Мельком глянув на Женьку, Лидия решила, что никакому врачу не под силу разгадать её симптомчики, так как они являются последствием стресса на почве скотского поведения Вахрамеева.
Её потянуло к женщинам, потому что все мужики козлы. Всё просто, понятно, а главное – никак не лечится. Разве что сексом с женщиной, но к этому Лидия была не готова.
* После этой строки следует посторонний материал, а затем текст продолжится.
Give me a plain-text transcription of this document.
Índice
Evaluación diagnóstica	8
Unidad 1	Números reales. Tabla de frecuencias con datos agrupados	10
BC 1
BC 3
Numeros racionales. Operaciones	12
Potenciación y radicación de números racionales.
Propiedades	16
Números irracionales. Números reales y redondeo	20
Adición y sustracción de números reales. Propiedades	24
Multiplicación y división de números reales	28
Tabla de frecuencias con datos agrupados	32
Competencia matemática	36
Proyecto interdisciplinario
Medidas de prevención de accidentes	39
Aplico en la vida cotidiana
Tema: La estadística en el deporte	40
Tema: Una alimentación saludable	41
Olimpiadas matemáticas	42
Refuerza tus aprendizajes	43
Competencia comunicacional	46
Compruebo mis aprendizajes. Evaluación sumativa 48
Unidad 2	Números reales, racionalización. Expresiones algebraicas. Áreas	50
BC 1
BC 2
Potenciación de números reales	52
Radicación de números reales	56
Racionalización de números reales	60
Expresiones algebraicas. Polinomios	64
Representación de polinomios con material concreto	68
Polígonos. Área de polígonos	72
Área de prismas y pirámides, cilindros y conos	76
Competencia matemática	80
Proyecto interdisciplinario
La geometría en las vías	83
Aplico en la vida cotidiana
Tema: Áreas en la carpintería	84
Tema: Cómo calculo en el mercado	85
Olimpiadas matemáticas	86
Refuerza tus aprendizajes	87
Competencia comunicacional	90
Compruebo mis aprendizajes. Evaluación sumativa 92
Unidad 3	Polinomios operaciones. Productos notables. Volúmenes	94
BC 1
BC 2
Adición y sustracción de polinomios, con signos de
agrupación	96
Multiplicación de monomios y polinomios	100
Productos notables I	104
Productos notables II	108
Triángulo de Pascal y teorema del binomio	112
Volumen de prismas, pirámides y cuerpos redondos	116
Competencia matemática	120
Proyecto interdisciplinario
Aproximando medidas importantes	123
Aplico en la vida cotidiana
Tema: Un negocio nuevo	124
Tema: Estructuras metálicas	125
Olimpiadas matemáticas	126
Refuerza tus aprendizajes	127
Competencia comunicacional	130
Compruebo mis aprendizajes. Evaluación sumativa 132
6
… Алину похоронили по-быстрому.
Запихнули в семейный склеп, который находился за прудом, за лесом, за зелёным лугом, – на окраине многогектарных владений, возле забора, смахивающего на Великую китайскую стену.
Всё случилось очень поспешно, и больше смахивало на заметание следов преступления, чем на похороны. Даже музыканты играли реквием чересчур быстро, чутко уловив настроение провожавших в последний путь.
– Пойду, откопаю мобильник, – сказала Лидия Женьке, когда все вернулись в дом и расселись в столовой за длинным, поминальным столом, уставленным французскими яствами. Женька кивнула и по-мужски крепко сжала её колено, отчего у Лидии абсолютно неправильно и порочно сжалось сердце и затрепетало под ложечкой.
Чёрт бы побрал этого непутёвого Вахрамеева… От его предательства у неё нарушились координация, ориентация и рефлексы.
Едва Лидия включила мобильный, он зазвонил.
«Мишка» – высветилось на дисплее.
Затаив дыхание и с излишней подобострастностью, Лидия сказала в трубку:
– Я простила тебя, Мих. Что принести в больницу?
– Сорок пять тысяч рублей, – пробасил Вахрамеев. Он всегда басил, когда злился.
– Что? – не поняла Лидия. – Какие сорок пять тысяч?!
– У меня ключица сломана, дура! – фальцетом заорал Вахрамеев, забыв про бархатную басистость своего голоса. – Мне штырь металлический нужно вставлять, идиотка! Операция стоит сорок пять тысяч, ты случайно не знаешь, почему я должен платить их из своего кармана?!!